1. How long can a person stay on an ECMO machine?

Most patients are on the life-support machine in an ICU for about nine days, and the average length of hospital stay is more than a month, Haft says. It says there are four main complications: coagulation that can form on artificial surfaces. Bleeding because patients receive high levels of blood thinners.

2. Can you stay awake with ECMO?

Once connected to a machine, the cannulas are not painful. People using it machine may be given medications (sedatives or pain relievers) to make them feel comfortable.
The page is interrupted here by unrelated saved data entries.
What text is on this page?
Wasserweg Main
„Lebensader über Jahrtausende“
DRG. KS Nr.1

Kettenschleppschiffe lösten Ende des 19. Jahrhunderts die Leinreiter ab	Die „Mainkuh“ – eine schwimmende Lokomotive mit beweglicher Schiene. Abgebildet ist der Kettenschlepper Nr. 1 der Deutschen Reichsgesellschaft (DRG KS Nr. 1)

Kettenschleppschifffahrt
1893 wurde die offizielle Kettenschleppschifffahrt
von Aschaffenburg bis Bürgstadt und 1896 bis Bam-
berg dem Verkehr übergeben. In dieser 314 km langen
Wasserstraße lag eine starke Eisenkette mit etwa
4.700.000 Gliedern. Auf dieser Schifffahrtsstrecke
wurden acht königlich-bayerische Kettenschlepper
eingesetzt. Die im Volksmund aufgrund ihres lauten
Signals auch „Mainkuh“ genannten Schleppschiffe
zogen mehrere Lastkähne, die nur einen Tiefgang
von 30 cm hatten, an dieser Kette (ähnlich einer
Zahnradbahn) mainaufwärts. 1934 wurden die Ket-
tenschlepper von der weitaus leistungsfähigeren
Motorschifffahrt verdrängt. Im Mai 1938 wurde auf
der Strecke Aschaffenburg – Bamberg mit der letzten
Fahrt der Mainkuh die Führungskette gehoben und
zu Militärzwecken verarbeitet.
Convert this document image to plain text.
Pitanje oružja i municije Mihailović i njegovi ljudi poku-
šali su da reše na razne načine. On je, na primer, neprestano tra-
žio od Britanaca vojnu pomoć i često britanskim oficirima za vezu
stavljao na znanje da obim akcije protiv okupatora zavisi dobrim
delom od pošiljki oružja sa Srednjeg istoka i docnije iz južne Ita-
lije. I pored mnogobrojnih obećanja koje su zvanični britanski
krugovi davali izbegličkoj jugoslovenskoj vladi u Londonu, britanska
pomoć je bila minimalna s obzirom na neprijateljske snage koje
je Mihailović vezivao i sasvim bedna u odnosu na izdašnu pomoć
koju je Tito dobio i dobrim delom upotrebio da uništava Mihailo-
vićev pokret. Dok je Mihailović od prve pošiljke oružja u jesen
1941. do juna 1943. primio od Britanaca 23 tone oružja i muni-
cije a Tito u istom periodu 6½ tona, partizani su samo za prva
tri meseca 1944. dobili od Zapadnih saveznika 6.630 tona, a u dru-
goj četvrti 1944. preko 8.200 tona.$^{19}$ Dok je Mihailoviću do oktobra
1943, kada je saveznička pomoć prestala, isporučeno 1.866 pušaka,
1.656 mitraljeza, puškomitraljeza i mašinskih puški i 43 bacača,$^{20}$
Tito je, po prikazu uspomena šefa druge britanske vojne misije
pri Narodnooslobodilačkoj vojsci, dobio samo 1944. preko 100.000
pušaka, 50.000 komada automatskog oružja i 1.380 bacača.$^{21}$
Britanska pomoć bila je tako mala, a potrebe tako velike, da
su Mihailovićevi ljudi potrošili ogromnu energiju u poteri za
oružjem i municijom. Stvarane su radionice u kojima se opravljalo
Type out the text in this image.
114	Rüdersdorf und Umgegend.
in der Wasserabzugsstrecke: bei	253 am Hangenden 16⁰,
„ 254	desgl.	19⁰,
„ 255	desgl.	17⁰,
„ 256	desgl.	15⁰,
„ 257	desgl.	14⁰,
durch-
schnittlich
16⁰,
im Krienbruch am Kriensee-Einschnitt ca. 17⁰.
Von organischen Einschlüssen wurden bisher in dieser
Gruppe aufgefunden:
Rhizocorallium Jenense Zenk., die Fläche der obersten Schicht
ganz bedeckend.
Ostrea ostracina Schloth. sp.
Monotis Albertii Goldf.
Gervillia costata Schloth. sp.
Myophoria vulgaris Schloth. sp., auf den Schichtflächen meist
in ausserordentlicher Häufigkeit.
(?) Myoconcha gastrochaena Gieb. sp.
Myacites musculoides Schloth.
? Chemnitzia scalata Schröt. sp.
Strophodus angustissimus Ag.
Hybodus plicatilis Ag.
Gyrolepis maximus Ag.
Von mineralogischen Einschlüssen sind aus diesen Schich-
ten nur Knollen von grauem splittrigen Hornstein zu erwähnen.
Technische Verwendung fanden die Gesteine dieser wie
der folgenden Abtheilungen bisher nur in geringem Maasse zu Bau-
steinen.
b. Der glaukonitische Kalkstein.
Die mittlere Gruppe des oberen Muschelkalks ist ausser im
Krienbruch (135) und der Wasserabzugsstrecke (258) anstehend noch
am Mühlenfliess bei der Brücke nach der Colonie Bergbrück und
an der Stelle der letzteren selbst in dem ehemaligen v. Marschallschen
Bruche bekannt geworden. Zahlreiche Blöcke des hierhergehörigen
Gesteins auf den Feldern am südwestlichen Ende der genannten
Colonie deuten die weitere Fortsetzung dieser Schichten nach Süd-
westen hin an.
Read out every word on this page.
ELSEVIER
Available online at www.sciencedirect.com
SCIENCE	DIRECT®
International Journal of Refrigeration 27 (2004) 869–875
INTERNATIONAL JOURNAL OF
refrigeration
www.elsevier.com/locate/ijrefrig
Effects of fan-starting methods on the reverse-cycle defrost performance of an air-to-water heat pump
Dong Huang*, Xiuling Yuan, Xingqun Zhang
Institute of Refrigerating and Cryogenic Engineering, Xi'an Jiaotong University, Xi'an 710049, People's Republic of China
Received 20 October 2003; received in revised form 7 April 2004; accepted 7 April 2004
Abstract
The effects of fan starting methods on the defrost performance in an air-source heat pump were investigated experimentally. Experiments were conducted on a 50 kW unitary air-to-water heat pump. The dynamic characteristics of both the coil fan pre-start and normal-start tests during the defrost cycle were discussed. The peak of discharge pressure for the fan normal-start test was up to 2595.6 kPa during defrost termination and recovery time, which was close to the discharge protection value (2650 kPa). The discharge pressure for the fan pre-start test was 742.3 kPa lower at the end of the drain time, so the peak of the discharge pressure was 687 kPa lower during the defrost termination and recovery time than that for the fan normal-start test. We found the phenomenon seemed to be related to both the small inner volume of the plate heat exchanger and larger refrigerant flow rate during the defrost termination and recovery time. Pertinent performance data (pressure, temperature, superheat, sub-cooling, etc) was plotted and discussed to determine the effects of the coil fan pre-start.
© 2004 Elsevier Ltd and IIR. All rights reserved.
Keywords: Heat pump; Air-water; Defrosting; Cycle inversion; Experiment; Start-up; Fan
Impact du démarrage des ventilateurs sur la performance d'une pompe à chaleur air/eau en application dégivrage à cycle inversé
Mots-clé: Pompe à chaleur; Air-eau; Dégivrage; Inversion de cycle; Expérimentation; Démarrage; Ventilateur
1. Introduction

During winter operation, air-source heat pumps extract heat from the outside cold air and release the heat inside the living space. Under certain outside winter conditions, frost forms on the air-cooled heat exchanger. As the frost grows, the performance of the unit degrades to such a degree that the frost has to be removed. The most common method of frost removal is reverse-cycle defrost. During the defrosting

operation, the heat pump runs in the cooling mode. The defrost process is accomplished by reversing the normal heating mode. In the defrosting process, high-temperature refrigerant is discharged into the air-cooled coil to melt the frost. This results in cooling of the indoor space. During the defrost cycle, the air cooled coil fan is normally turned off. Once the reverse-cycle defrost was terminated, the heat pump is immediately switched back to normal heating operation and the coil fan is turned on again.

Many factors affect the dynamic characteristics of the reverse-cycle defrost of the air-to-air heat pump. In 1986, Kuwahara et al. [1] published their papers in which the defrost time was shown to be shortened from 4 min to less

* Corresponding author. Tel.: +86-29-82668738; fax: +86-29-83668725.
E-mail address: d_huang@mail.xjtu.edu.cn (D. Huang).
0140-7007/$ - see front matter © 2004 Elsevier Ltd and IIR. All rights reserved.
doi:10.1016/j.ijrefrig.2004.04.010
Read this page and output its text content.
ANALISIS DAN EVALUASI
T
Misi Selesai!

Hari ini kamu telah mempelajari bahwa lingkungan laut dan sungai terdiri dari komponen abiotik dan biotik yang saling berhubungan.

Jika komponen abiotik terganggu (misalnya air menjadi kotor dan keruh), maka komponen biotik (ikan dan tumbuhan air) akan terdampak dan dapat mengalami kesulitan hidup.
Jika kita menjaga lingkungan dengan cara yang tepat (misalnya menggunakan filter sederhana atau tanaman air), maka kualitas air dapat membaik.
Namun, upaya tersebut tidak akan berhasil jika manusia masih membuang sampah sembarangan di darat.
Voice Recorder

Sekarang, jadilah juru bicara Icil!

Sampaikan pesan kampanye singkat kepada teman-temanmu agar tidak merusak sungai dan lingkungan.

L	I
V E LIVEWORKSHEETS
These medicines may induce you to fall asleep.

3. Are patients intubated with ECMO?

Patients receiving it are already connected to a ventilator (breathing machine) through a tube (endotracheal or ET tube) that is placed in the mouth or nose and down into the windpipe. Therefore, they are intubated.

4. Can you walk with ECMO?

The best outcome for high-risk patients with severe respiratory failure is ambulatory ECMO, which allows the patient to move and walk.

5. What are the long-term effects of ECMO?

Common complications associated with it, including thrombosis, hemorrhage, nosocomial infection, neurological injury, vessel injury, multiple organ failure and mechanical failure, and patients’ disease processing to limit factors.

6. Who is a candidate for ECMO?

For example, a patient whose lungs do not provide adequate oxygen to the body, even when given oxygen, may be a candidate for it.